Tánaiste appeals to Tipperary businesses to prepare for “no-deal” Brexit

Simon Coveney gives practical advice to businesses during Clonmel visit

Aileen Hahesy


Aileen Hahesy

Tánaiste appeals to Tipperary businesses to prepare for “no-deal” Brexit

Tánaiste Simon Coveney pictured at The Nationalist office in Clonmel earlier this week

Tánaiste Simon Coveney appealed to Tipperary businesses to prepare for a worst case scenario "no-deal" Brexit and offered practical advice on how to go about this during a whistle-stop visit to Clonmel this week

The Minister for Foreign Affairs and Trade visited The Nationalist newspaper on Monday at the start of  a busy week of diplomacy that will bring him to Helsinki, Paris, Prague and Belfas. He  delivered a message to the county's business community to get up to speed on how to protect themselves in case of Britain crashing out of the EU without an agreement at the end of October.  

He said Ireland's trading relationship with Britain was worth about €70bn a year. There were about 38,000 Irish companies employing 200,000 people, many based in Tipperary, trading with Britain every week. 
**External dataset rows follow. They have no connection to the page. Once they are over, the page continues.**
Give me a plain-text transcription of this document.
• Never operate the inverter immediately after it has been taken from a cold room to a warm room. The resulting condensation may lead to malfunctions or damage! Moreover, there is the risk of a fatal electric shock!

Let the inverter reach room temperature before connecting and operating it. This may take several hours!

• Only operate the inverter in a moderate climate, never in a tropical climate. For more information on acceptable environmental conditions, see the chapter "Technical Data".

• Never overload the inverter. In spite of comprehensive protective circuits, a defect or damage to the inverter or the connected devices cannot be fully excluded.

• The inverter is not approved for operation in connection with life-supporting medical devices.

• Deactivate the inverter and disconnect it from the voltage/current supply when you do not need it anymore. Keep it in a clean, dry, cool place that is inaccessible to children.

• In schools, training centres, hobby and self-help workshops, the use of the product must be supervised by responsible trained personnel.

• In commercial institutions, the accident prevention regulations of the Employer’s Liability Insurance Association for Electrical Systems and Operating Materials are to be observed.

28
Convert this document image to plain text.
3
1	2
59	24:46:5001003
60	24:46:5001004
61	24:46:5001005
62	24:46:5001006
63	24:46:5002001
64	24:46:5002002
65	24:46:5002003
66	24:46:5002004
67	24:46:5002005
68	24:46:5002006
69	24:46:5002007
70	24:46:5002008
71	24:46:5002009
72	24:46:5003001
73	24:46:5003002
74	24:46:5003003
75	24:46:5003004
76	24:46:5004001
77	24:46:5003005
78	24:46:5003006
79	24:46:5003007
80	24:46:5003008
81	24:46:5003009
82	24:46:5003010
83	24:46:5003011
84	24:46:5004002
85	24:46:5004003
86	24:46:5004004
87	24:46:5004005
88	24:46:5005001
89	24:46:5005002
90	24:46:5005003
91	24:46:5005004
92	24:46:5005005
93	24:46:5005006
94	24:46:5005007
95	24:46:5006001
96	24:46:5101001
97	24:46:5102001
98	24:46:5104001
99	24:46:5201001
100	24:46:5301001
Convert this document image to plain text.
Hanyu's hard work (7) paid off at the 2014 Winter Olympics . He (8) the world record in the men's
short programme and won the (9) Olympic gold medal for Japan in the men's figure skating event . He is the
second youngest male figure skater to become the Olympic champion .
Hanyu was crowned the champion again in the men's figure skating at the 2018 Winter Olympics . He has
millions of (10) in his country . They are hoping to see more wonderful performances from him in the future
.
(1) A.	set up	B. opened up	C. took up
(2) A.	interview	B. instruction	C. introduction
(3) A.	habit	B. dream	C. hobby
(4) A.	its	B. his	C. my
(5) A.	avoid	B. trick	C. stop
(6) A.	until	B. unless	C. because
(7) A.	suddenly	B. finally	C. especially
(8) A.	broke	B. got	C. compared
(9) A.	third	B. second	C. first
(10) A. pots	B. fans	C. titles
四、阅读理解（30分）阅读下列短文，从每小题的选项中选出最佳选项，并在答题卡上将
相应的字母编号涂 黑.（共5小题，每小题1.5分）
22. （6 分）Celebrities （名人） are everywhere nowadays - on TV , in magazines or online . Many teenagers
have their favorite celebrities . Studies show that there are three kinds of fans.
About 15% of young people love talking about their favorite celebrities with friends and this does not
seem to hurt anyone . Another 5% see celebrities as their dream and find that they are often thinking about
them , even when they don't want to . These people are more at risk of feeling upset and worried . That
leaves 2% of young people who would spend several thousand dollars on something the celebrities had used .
He pointed out virtually every company in this country has some connection with the UK whether it was through their supply chain, customer base, funding, finance, product  certification or transporting products through the UK. 

The FG Deputy Leader said the relationship between Ireland and Britain was particularly strong in both directions in  the agriculture and agri-food sectors, which were crucial to Tipperary's economy. The British market has been so important for the beef and dairy industries and it was necessary to keep it that way. 

"Any company that is not thinking about how Brexit is going to impact on their business is being very foolish or naive and they need to change their approach," he bluntly warned. 

Mr Coveney pointed out the Government has a lot of supports for businesses to help to deal with the impact of Brexit whether it was grants, low cost loans or advice. 

He advised every Tipperary business, big and small, to assign someone to investigate the detail and consequences of Brexit for the firm. 

"That person should then be contacting a local enterprise office, Enterprise Ireland, Inter-Trade Ireland; if you are a fisherman contact BIM or a farmer contact Teagasc. There are supports there for you and expertise waiting to talk to you in terms of how we can help to reshape your business and respond to the threats of Brexit. 

"To ignore that advice and support and to just hope it will be worked out by politicians and that everything will stay the same, I think is being very naive."

Mr Coveney believes the response of Tipperary and Irish business to the challenges of Brexit has been mixed so far. The companies that have already restructured and changed, assuming the worst, were generally those  large enough to have big accounting teams. 

He outlined some of the basic measures Irish companies need to put in place. 

"First of all you need to ensure you can continue to trade with the UK

“ Do you have a customs number? Do you understand what is required with customs in terms of paper work and so on? Do you have a customs agent? 

“Do you need a customs agent? These are questions that Irish companies trading with the UK never had to ask themselves in the past 20 to 30 years and now all of a sudden this could be ten weeks away.   

"This may sound daunting but it's actually not when you break it down and if you ask for advice."

Mr Coveney points out that Enterprise Ireland is giving grant aid to companies, particularly small firms, to get the advice they need to prepare for Brexit. 

" I would appeal to businesses to think about that; to talk to their peers and also to talk to the State agencies that are there to help you. 

“We have put in place a lot of supports over the past 18 months for businesses but business people have got to help themselves too. The Government is there to support and help you."

Mr Coveney acknowledged there were many businesses such as individual farmers producing cattle for slaughter, who can't themselves put in contingency planning. This was why the Government was planning financial support for vulnerable sectors, which through no fault of their own, will be negatively impacted by Brexit. This has been done in the beef sector even before Brexit with the EU allocating €50m funding and the State another €50m to farmers. 

He pledged the Government will work "until the last minute of the last hour before Brexit happens to avoid a no deal" and secure an acceptable compromise deal based on the existing withdrawal agreement former British PM Theresa May negotiated with the EU

But he stressed that he or the Taoiseach won't sign an agreement that essentially commits Ireland to implementing a physical border structure.  

"If that happens as part of a no deal we will not put border infrastructure on the border but we will have to have checks somewhere to protect Ireland's place in the EU single market. 

“Otherwise we will find the Republic of Ireland will be dragged out of the single market with the UK leaving because other EU countries will feel that Ireland is not protecting the integrity of the single market that we are part of," he explained.